- Theatrical release poster
- Spanish: Ídolos
- Directed by: Mat Whitecross
- Screenplay by: Inma Cánovas; Jordi Gasull; Ricky Roxburgh;
- Story by: Jordi Gasull
- Produced by: Marco Belardi Ricardo Marco Budé Jordi Gasull Marc Sabé Ignacio Salazar-Simpson
- Starring: Óscar Casas; Claudio Santamaria; Ana Mena;
- Cinematography: Xavi Giménez
- Edited by: Ascen Marchena
- Music by: Ginevra Nervi
- Production companies: 4 Cats Pictures; Warner Bros. Pictures; Mogambo Productions; Anangu Grup; Imperio Contraataca AIE; Greenboo Production;
- Distributed by: Warner Bros. Pictures
- Release date: 23 January 2026 (Spain);
- Running time: 126 minutes
- Countries: Spain; Italy;
- Language: Spanish

= Idols (2026 film) =

2026 sports action drama film

Idols (Ídolos) is a 2026 sports action drama film directed by Mat Whitecross from a screenplay by Jordi Gasull, Inma Cánovas, and Ricky Roxburgh. It stars Óscar Casas, Claudio Santamaria, and Ana Mena. It is a Spanish-Italian co-production.

== Plot ==
Reckless Moto2 racer Edu Serra is given an opportunity by Aspar Team chief Eli as long as he accepts being coached by his estranged father, former biker Antonio Belardi. Edu also starts a relationship with tattoo artist Luna.

== Production ==
The screenplay was written by Inma Cánovas, Jordi Gasull, and Ricky Roxburgh based on an original story by Gasull. Idols is a Spanish-Italian co-production by 4 Cats Pictures, Warner Bros. Entertainment España, Mogambo Productions, Anangu Grup, Imperio Contraataca AIE, Warner Bros. Entertainment Italy, and Greenboo Production, and it had the collaboration of MotoGP.

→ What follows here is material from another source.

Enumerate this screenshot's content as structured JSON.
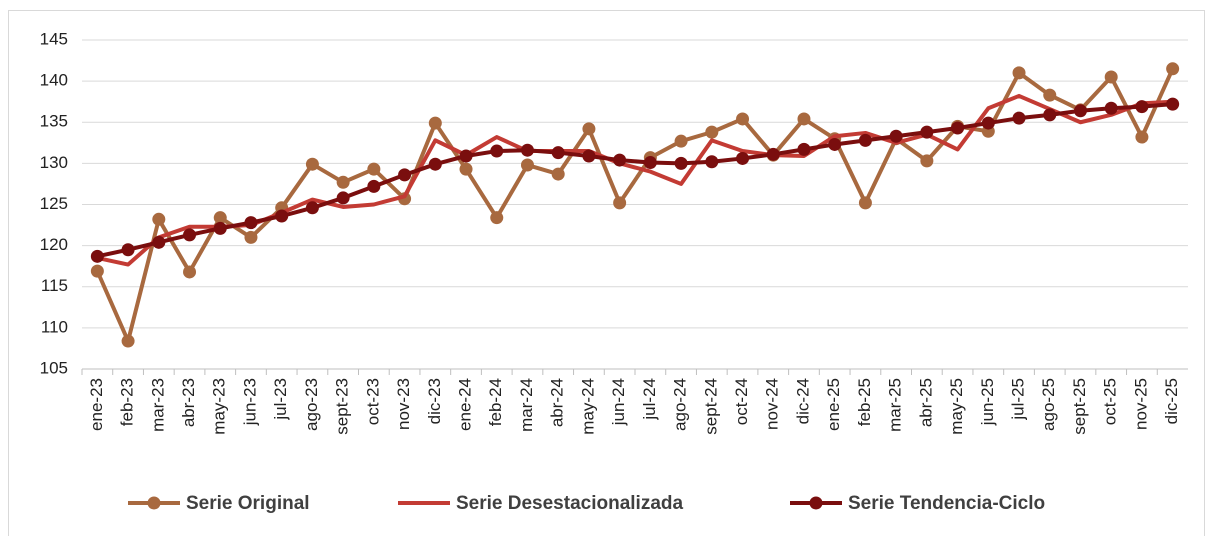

Shooting locations included the Circuit of the Americas, Misano World Circuit, MotorLand Aragón, Montmeló, Circuito de Jerez, Twin Ring Motegi, and Aspar Circuit. Xavi Giménez worked as cinematographer.

== Release ==
The film is scheduled to be released theatrically in Spain on 23 January 2026 by Warner Bros. Pictures. Warner Bros. also secured Italian theatrical distribution rights. Film Mode acquired international sales rights, non-exclusively in the United Kingdom and the Americas.

== Reception ==
Javier Ocaña of El País assessed that the film has "all the ingredients to draw people to the cinemas".